Whoever it was on Radio 4 this morning who said 'Girls don't like doing physics' absolutely enraged me. That's exactly the kind of attitude that adds to the creeping, nasty, sexist, unconscious tide that makes girls think that 'proper' girls don't do physics, or maths, or computer programming. The irony is, she was trying to make the point that teachers are gender-neutral in their approach, and should not be blamed for decisions made by girls. Well, if you create an atmosphere in which you can make a stupid, ignorant, sexist generalisation like that, then you are very much to blame.

If anyone wants to read a much better argument than mine, I can't recommend Cordelia Fine's book 'Delusions of Gender' enough. She patiently debunks the whole 'Girls are good at x, boys are good at y' myth. That Radio 4 woman (can't find out who she was) should be made to read it before she is allowed to open her mouth again.

OhGood Wed 03-Oct-12 14:14:07

mumzy Wed 03-Oct-12 14:14:38

My dsis did a physics degree in 80s where for every 1 girl there were 10 boys on the course. The upside was she was never short of boyfriends grin

mumzy Wed 03-Oct-12 14:16:50

Also dsis degree made her somewhat of a rarity and got her into some amazing wellpaid jobs again she was completely outnumbered by male colleagues

I did physics, pure maths and chemistry in 1985. Physics was by far the easiest, it seemed all you had to do was learn equations. I was the only girl in the physics class and it felt really liberating. Although the concepts were interesting up to a point, it seemed to get detached from the actual application of physics and just turn into maths. Long term biology would have been far better, I did a chemistry degree and have worked in biochemical fields ever since.

CMOTDibbler Wed 03-Oct-12 14:19:19

It saddens me hugely. I'm a physicist, and I love how physics is what underpins everything in our universe.
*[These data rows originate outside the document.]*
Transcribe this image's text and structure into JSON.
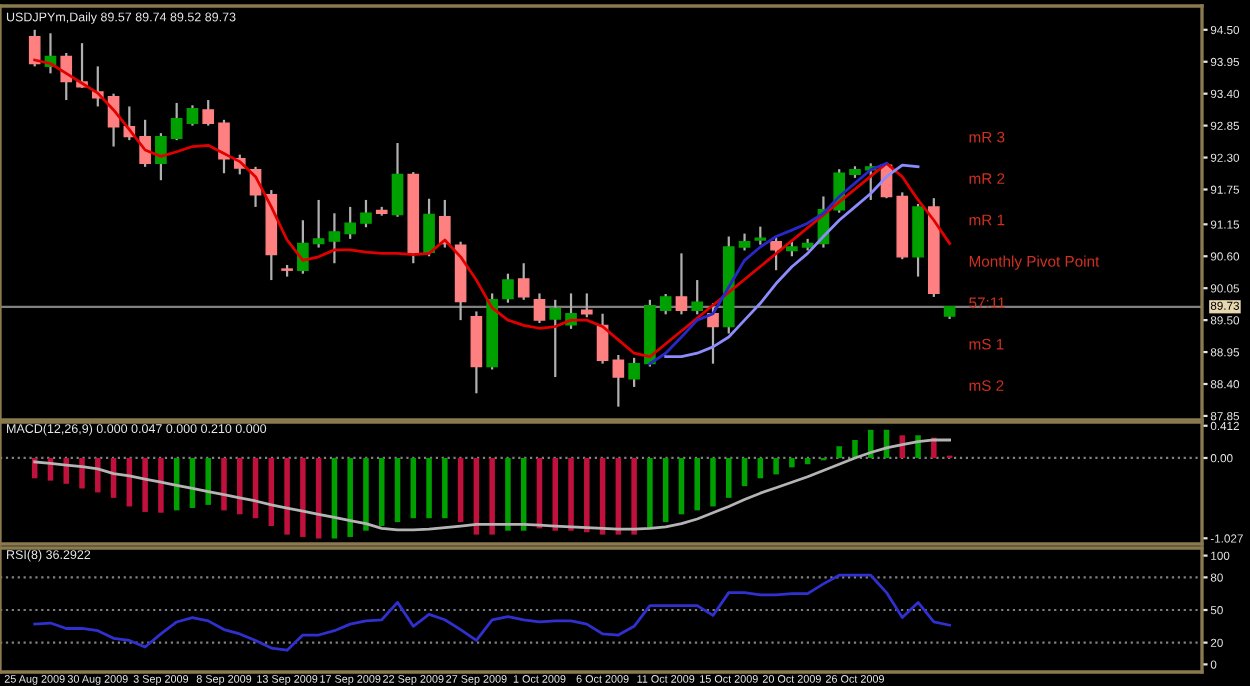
{
  "chart_data": [
    {
      "type": "candlestick",
      "title": "USDJPYm,Daily 89.57 89.74 89.52 89.73",
      "categories": [
        null,
        null,
        null,
        null,
        null,
        null,
        null,
        null,
        null,
        null,
        null,
        null,
        null,
        null,
        null,
        null,
        null,
        null,
        null,
        null,
        null,
        null,
        null,
        null,
        null,
        null,
        null,
        null,
        null,
        null,
        null,
        null,
        null,
        null,
        null,
        null,
        null,
        null,
        null,
        null,
        null,
        null,
        null,
        null,
        null,
        null,
        null,
        null,
        null,
        null,
        null,
        null,
        null,
        null,
        null,
        null,
        null,
        null,
        null
      ],
      "ohlc": [
        [
          94.38,
          94.5,
          93.87,
          93.92
        ],
        [
          93.87,
          94.44,
          93.75,
          94.04
        ],
        [
          94.04,
          94.1,
          93.29,
          93.61
        ],
        [
          93.6,
          94.27,
          93.5,
          93.52
        ],
        [
          93.43,
          93.87,
          93.18,
          93.33
        ],
        [
          93.35,
          93.4,
          92.49,
          92.83
        ],
        [
          92.83,
          93.18,
          92.6,
          92.66
        ],
        [
          92.66,
          92.95,
          92.14,
          92.2
        ],
        [
          92.2,
          92.72,
          91.91,
          92.66
        ],
        [
          92.63,
          93.24,
          92.6,
          92.97
        ],
        [
          92.89,
          93.2,
          92.85,
          93.14
        ],
        [
          93.12,
          93.29,
          92.85,
          92.89
        ],
        [
          92.89,
          92.95,
          92.03,
          92.28
        ],
        [
          92.28,
          92.35,
          92.01,
          92.12
        ],
        [
          92.09,
          92.14,
          91.45,
          91.66
        ],
        [
          91.66,
          91.74,
          90.19,
          90.63
        ],
        [
          90.38,
          90.45,
          90.25,
          90.36
        ],
        [
          90.36,
          91.22,
          90.3,
          90.82
        ],
        [
          90.82,
          91.57,
          90.75,
          90.9
        ],
        [
          90.86,
          91.34,
          90.48,
          91.02
        ],
        [
          90.99,
          91.45,
          90.9,
          91.17
        ],
        [
          91.17,
          91.57,
          91.1,
          91.34
        ],
        [
          91.39,
          91.45,
          91.3,
          91.34
        ],
        [
          91.32,
          92.55,
          91.28,
          92.01
        ],
        [
          92.01,
          92.05,
          90.48,
          90.67
        ],
        [
          90.67,
          91.59,
          90.6,
          91.32
        ],
        [
          91.28,
          91.57,
          90.75,
          90.82
        ],
        [
          90.79,
          90.85,
          89.5,
          89.82
        ],
        [
          89.56,
          89.65,
          88.24,
          88.7
        ],
        [
          88.7,
          89.96,
          88.65,
          89.85
        ],
        [
          89.87,
          90.3,
          89.8,
          90.19
        ],
        [
          90.21,
          90.48,
          89.85,
          89.9
        ],
        [
          89.85,
          89.96,
          89.45,
          89.5
        ],
        [
          89.52,
          89.85,
          88.52,
          89.7
        ],
        [
          89.42,
          89.96,
          89.35,
          89.61
        ],
        [
          89.67,
          89.96,
          89.55,
          89.61
        ],
        [
          89.41,
          89.61,
          88.75,
          88.81
        ],
        [
          88.81,
          88.9,
          88.01,
          88.52
        ],
        [
          88.49,
          88.85,
          88.35,
          88.75
        ],
        [
          88.75,
          89.85,
          88.7,
          89.75
        ],
        [
          89.67,
          89.95,
          89.6,
          89.9
        ],
        [
          89.9,
          90.65,
          89.6,
          89.67
        ],
        [
          89.67,
          90.19,
          89.6,
          89.81
        ],
        [
          89.61,
          89.79,
          88.75,
          89.39
        ],
        [
          89.39,
          90.94,
          89.27,
          90.76
        ],
        [
          90.76,
          90.99,
          90.7,
          90.85
        ],
        [
          90.88,
          91.11,
          90.8,
          90.91
        ],
        [
          90.85,
          90.94,
          90.36,
          90.71
        ],
        [
          90.7,
          90.85,
          90.6,
          90.76
        ],
        [
          90.76,
          90.9,
          90.7,
          90.82
        ],
        [
          90.82,
          91.63,
          90.75,
          91.4
        ],
        [
          91.4,
          92.1,
          91.35,
          92.03
        ],
        [
          92.01,
          92.15,
          91.95,
          92.09
        ],
        [
          92.09,
          92.2,
          91.57,
          92.14
        ],
        [
          92.17,
          92.2,
          91.6,
          91.63
        ],
        [
          91.63,
          91.7,
          90.55,
          90.59
        ],
        [
          90.59,
          91.5,
          90.25,
          91.45
        ],
        [
          91.45,
          91.6,
          89.9,
          89.96
        ],
        [
          89.57,
          89.74,
          89.52,
          89.73
        ]
      ],
      "series": [
        {
          "type": "line",
          "color": "#e00000",
          "values": [
            93.98,
            93.92,
            93.75,
            93.58,
            93.41,
            93.12,
            92.78,
            92.43,
            92.32,
            92.4,
            92.49,
            92.51,
            92.37,
            92.23,
            91.97,
            91.45,
            90.88,
            90.53,
            90.59,
            90.71,
            90.71,
            90.67,
            90.65,
            90.65,
            90.63,
            90.65,
            90.88,
            90.59,
            90.19,
            89.71,
            89.5,
            89.41,
            89.36,
            89.39,
            89.5,
            89.5,
            89.39,
            89.16,
            88.93,
            88.87,
            null,
            null,
            null,
            null,
            null,
            null,
            null,
            null,
            null,
            null,
            null,
            null,
            null,
            null,
            92.2,
            91.97,
            91.57,
            91.22,
            90.82
          ]
        },
        {
          "type": "line",
          "color": "#2828c8",
          "values": [
            null,
            null,
            null,
            null,
            null,
            null,
            null,
            null,
            null,
            null,
            null,
            null,
            null,
            null,
            null,
            null,
            null,
            null,
            null,
            null,
            null,
            null,
            null,
            null,
            null,
            null,
            null,
            null,
            null,
            null,
            null,
            null,
            null,
            null,
            null,
            null,
            null,
            null,
            null,
            88.75,
            88.93,
            89.21,
            89.5,
            89.61,
            90.07,
            90.53,
            90.76,
            90.94,
            91.05,
            91.17,
            91.34,
            91.63,
            91.86,
            92.09,
            92.2,
            null,
            null,
            null,
            null
          ]
        },
        {
          "type": "line",
          "color": "#8c8cff",
          "values": [
            null,
            null,
            null,
            null,
            null,
            null,
            null,
            null,
            null,
            null,
            null,
            null,
            null,
            null,
            null,
            null,
            null,
            null,
            null,
            null,
            null,
            null,
            null,
            null,
            null,
            null,
            null,
            null,
            null,
            null,
            null,
            null,
            null,
            null,
            null,
            null,
            null,
            null,
            null,
            null,
            88.87,
            88.87,
            88.93,
            89.04,
            89.21,
            89.5,
            89.79,
            90.13,
            90.42,
            90.65,
            90.94,
            91.22,
            91.45,
            91.68,
            91.97,
            92.17,
            92.14,
            null,
            null
          ]
        }
      ],
      "ylim": [
        87.78,
        94.91
      ],
      "yticks": [
        {
          "value": 94.5,
          "label": "94.50"
        },
        93.95,
        {
          "value": 93.4,
          "label": "93.40"
        },
        92.85,
        {
          "value": 92.3,
          "label": "92.30"
        },
        91.75,
        91.15,
        {
          "value": 90.6,
          "label": "90.60"
        },
        90.05,
        {
          "value": 89.5,
          "label": "89.50"
        },
        88.95,
        {
          "value": 88.4,
          "label": "88.40"
        },
        87.85
      ],
      "ref_lines": [
        {
          "axis": "y",
          "value": 89.73,
          "label": "89.73",
          "color": "#808080"
        }
      ],
      "annotations": [
        "mR 3",
        "mR 2",
        "mR 1",
        "Monthly Pivot Point",
        "57:11",
        "mS 1",
        "mS 2"
      ],
      "tick_labels": "y"
    },
    {
      "type": "bar",
      "title": "MACD(12,26,9) 0.000 0.047 0.000 0.210 0.000",
      "categories": [
        null,
        null,
        null,
        null,
        null,
        null,
        null,
        null,
        null,
        null,
        null,
        null,
        null,
        null,
        null,
        null,
        null,
        null,
        null,
        null,
        null,
        null,
        null,
        null,
        null,
        null,
        null,
        null,
        null,
        null,
        null,
        null,
        null,
        null,
        null,
        null,
        null,
        null,
        null,
        null,
        null,
        null,
        null,
        null,
        null,
        null,
        null,
        null,
        null,
        null,
        null,
        null,
        null,
        null,
        null,
        null,
        null,
        null,
        null
      ],
      "series": [
        {
          "type": "bar",
          "values": [
            -0.26,
            -0.29,
            -0.33,
            -0.39,
            -0.44,
            -0.51,
            -0.62,
            -0.69,
            -0.7,
            -0.67,
            -0.64,
            -0.6,
            -0.67,
            -0.72,
            -0.77,
            -0.87,
            -0.98,
            -1.01,
            -1.03,
            -1.03,
            -1.01,
            -0.93,
            -0.87,
            -0.82,
            -0.77,
            -0.77,
            -0.77,
            -0.82,
            -0.98,
            -0.98,
            -0.93,
            -0.93,
            -0.9,
            -0.93,
            -0.93,
            -0.95,
            -0.98,
            -0.98,
            -0.98,
            -0.9,
            -0.82,
            -0.72,
            -0.67,
            -0.62,
            -0.51,
            -0.36,
            -0.26,
            -0.21,
            -0.12,
            -0.08,
            -0.03,
            0.15,
            0.23,
            0.36,
            0.36,
            0.29,
            0.29,
            0.26,
            0.03
          ],
          "colors": [
            "#c0103c",
            "#c0103c",
            "#c0103c",
            "#c0103c",
            "#c0103c",
            "#c0103c",
            "#c0103c",
            "#c0103c",
            "#c0103c",
            "#00a000",
            "#00a000",
            "#00a000",
            "#c0103c",
            "#c0103c",
            "#c0103c",
            "#c0103c",
            "#c0103c",
            "#c0103c",
            "#c0103c",
            "#00a000",
            "#00a000",
            "#00a000",
            "#00a000",
            "#00a000",
            "#00a000",
            "#00a000",
            "#00a000",
            "#c0103c",
            "#c0103c",
            "#c0103c",
            "#00a000",
            "#00a000",
            "#c0103c",
            "#c0103c",
            "#c0103c",
            "#c0103c",
            "#c0103c",
            "#c0103c",
            "#c0103c",
            "#00a000",
            "#00a000",
            "#00a000",
            "#00a000",
            "#00a000",
            "#00a000",
            "#00a000",
            "#00a000",
            "#00a000",
            "#00a000",
            "#00a000",
            "#00a000",
            "#00a000",
            "#00a000",
            "#00a000",
            "#00a000",
            "#c0103c",
            "#00a000",
            "#c0103c",
            "#c0103c"
          ]
        },
        {
          "type": "line",
          "color": "#b4b4b4",
          "values": [
            -0.05,
            -0.07,
            -0.09,
            -0.11,
            -0.14,
            -0.2,
            -0.23,
            -0.27,
            -0.31,
            -0.35,
            -0.39,
            -0.43,
            -0.47,
            -0.51,
            -0.55,
            -0.6,
            -0.64,
            -0.68,
            -0.72,
            -0.76,
            -0.8,
            -0.84,
            -0.9,
            -0.92,
            -0.92,
            -0.91,
            -0.89,
            -0.87,
            -0.85,
            -0.85,
            -0.85,
            -0.85,
            -0.86,
            -0.87,
            -0.88,
            -0.89,
            -0.9,
            -0.91,
            -0.91,
            -0.9,
            -0.88,
            -0.84,
            -0.78,
            -0.7,
            -0.62,
            -0.53,
            -0.45,
            -0.38,
            -0.31,
            -0.24,
            -0.16,
            -0.08,
            0.0,
            0.07,
            0.13,
            0.17,
            0.21,
            0.23,
            0.23
          ]
        }
      ],
      "ylim": [
        -1.1,
        0.46
      ],
      "yticks": [
        0.412,
        {
          "value": 0,
          "label": "0.00"
        },
        -1.027
      ],
      "ref_lines": [
        {
          "axis": "y",
          "value": 0,
          "color": "#808080",
          "line_style": "dotted"
        }
      ],
      "tick_labels": "y"
    },
    {
      "type": "line",
      "title": "RSI(8) 36.2922",
      "categories": [
        "25 Aug 2009",
        null,
        null,
        null,
        "30 Aug 2009",
        null,
        null,
        null,
        "3 Sep 2009",
        null,
        null,
        null,
        "8 Sep 2009",
        null,
        null,
        null,
        "13 Sep 2009",
        null,
        null,
        null,
        "17 Sep 2009",
        null,
        null,
        null,
        "22 Sep 2009",
        null,
        null,
        null,
        "27 Sep 2009",
        null,
        null,
        null,
        "1 Oct 2009",
        null,
        null,
        null,
        "6 Oct 2009",
        null,
        null,
        null,
        "11 Oct 2009",
        null,
        null,
        null,
        "15 Oct 2009",
        null,
        null,
        null,
        "20 Oct 2009",
        null,
        null,
        null,
        "26 Oct 2009",
        null,
        null,
        null,
        null,
        null,
        null
      ],
      "values": [
        37,
        38,
        33,
        33,
        31,
        24,
        22,
        16,
        28,
        39,
        43,
        40,
        32,
        28,
        22,
        15,
        13,
        27,
        27,
        31,
        37,
        40,
        41,
        57,
        35,
        46,
        41,
        32,
        22,
        41,
        44,
        41,
        39,
        40,
        40,
        37,
        28,
        27,
        35,
        54,
        54,
        54,
        54,
        45,
        66,
        66,
        64,
        64,
        65,
        65,
        74,
        82,
        82,
        82,
        66,
        43,
        57,
        39,
        36
      ],
      "color": "#3030d0",
      "ylim": [
        -7,
        107
      ],
      "yticks": [
        100,
        80,
        50,
        20,
        0
      ],
      "ref_lines": [
        {
          "axis": "y",
          "value": 80,
          "color": "#808080",
          "line_style": "dotted"
        },
        {
          "axis": "y",
          "value": 50,
          "color": "#808080",
          "line_style": "dotted"
        },
        {
          "axis": "y",
          "value": 20,
          "color": "#808080",
          "line_style": "dotted"
        }
      ]
    }
  ]
}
Physics is not dull dry and boring, and though of course to study at high level you stop just having the 'big picture' and see the detail, it is beautiful.
Its nothing to do with my chromosomes, but due to good teaching by people who loved science (not by any means the norm), and having the chance to see what physics is really about.

I could get on my high horse about the media representation of scientists too, but I'm in a meeting where I'm using physics to save lives an all.

Youwontdissolveintherain Wed 03-Oct-12 14:23:08

If you want to get children interested in physics at an early age you could do worse than get this:

6yo Ds was given it by my mum and loves it - and friends' 10/11yo girls who came round spent all afternoon on it making lie detectors and burglar alarms etc. Brilliant fun.

TheSmallPrint Wed 03-Oct-12 14:24:01

I went to an all girls school and did Physics and Maths at A level with a full class. I was also taught by two female Pysics teachers (we had plenty of male teachers in the school) and one female and one male maths teacher.

Youwontdissolveintherain Wed 03-Oct-12 14:24:23

Sorry, link again:

TheSmallPrint Wed 03-Oct-12 14:24:33

Be nice if I could spell Physics. grin

MammaBrussels Wed 03-Oct-12 14:26:55

I loved Physics at school but couldn't take A level as it clashed with Economics. I wonder how many schools have female Physics teachers? Could that have something to do with it?